Ask for receipts, URA tells Ugandans

Apr 21, 2016

Import and export volumes declined from January to March 2016 wiping away gains that had been registered in the first six months of the 2015/16 financial year. The Uganda Revenue Authority (URA) must now collect sh3.3 trillion in the next three months.

As the heat from the 2016 presidential and parliamentary elections starts to cool off, the taxman has realised a sh194b deficit for the first nine months and is coming to collect from small business owners. It's time to buckle up.

Import and export volumes declined from January to March 2016 wiping away gains that had been registered in the first six months of the 2015/16 financial year. The Uganda Revenue Authority (URA) must now collect sh3.3 trillion in the next three months.
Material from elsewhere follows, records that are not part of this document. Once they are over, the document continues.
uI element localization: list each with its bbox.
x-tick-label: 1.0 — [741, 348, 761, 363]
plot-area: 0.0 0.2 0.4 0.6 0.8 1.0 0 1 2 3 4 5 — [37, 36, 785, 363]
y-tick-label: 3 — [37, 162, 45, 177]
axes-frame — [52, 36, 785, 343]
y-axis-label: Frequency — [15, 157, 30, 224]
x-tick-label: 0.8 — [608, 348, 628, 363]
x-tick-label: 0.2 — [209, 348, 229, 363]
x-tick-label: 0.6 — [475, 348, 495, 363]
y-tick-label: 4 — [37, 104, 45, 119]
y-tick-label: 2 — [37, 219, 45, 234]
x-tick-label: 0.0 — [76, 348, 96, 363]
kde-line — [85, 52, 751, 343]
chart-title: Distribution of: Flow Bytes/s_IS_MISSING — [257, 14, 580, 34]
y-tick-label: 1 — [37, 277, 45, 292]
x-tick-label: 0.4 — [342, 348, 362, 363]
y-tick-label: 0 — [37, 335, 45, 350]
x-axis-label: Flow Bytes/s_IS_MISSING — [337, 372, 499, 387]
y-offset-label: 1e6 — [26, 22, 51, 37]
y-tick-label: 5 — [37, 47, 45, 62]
In efforts to collect the largest amount of taxes in URA's history, Dickson Kateshumbwa, the acting Uganda Revenue Authourity (URA) Commissioner General has urged Ugandans to insist on receipts for all purchases; he explained that small business owners will be required to present copies of receipts issued and received during tax assessment.
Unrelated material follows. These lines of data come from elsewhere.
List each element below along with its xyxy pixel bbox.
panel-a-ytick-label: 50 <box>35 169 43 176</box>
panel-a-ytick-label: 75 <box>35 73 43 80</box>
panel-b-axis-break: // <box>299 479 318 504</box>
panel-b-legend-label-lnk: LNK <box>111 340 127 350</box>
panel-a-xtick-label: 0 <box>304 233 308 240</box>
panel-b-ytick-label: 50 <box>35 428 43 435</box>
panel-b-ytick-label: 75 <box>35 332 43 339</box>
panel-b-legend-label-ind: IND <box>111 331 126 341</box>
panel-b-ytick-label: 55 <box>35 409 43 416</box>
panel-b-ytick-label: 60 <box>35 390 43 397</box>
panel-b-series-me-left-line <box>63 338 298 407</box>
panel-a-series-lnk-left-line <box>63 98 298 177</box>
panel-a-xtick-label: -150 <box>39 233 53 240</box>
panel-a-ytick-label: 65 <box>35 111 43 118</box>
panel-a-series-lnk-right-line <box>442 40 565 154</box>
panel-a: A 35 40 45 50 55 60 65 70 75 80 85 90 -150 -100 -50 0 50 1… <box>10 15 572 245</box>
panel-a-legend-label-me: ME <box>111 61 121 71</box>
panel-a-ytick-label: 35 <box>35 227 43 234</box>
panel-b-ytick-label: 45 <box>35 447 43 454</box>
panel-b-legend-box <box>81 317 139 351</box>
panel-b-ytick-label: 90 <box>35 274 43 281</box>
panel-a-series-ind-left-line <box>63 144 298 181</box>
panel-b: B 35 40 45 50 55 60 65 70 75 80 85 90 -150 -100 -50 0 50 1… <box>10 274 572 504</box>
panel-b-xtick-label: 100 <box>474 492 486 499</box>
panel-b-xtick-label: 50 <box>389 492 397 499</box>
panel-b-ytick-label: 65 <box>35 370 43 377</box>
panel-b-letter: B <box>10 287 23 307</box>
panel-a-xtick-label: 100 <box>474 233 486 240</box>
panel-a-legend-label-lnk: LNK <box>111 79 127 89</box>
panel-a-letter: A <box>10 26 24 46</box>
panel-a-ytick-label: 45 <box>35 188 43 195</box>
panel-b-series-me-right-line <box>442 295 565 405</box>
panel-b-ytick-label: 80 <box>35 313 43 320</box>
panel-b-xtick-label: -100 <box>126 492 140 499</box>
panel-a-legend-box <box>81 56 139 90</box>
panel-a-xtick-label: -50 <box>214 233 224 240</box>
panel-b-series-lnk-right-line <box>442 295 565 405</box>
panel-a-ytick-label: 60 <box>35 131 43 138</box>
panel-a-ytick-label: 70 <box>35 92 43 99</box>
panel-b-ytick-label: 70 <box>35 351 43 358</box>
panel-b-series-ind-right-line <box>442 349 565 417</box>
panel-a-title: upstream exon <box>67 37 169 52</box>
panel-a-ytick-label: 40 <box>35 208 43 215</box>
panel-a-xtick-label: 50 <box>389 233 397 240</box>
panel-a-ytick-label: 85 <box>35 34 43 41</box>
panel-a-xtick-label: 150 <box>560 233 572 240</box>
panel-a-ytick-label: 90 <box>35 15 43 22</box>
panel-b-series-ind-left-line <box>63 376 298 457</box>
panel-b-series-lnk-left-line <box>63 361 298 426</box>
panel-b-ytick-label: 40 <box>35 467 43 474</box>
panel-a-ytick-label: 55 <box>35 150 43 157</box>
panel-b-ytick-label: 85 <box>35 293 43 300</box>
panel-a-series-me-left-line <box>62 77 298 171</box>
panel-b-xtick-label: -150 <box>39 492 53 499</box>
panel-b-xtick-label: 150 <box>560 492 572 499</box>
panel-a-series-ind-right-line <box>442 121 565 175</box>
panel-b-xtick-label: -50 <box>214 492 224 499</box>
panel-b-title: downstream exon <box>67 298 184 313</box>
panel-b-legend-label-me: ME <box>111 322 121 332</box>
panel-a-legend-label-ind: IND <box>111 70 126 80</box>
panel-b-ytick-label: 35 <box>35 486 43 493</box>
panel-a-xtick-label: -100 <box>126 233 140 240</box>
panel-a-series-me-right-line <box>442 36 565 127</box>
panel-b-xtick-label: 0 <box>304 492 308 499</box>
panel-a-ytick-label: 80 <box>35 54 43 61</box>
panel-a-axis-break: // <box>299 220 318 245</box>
The tax register had about 780,000 businesses at the end of August 2015 according to the URA. The taxman is looking to expand the tax register in efforts to finance Uganda's ambitions of joining the league of first world nations by 2040.

The taxman has silently been mapping out small businesses such as bars, garages, the fishing community, hardware stores and maize mills around the country that may not require a TIN but should pay taxes to URA since 2015.

"We have undercover officials that are estimating the average revenues of small businesses by area, and street. We will then formulate tax brackets for them. By mid- October, our officers will be moving to collect taxes from them," Jolly Kaguhangire, the URA assistant commissioner for service management revealed last year.

Henry Saka, the URA commissioner for domestic taxes added: "Many Ugandans simply open up businesses without being aware of their obligations such as paying for licenses and taxes. Sometimes, informal business owners wrongly assume that they are not supposed to pay taxes to the URA after they pay local government taxes."

She noted that the project is expected to deliver taxes from at least 80,000 small businesses by the end of the financial year 2015/16. Though the informal sector employs between 70% and 80% of the total working force, its contribution to taxes is dismal.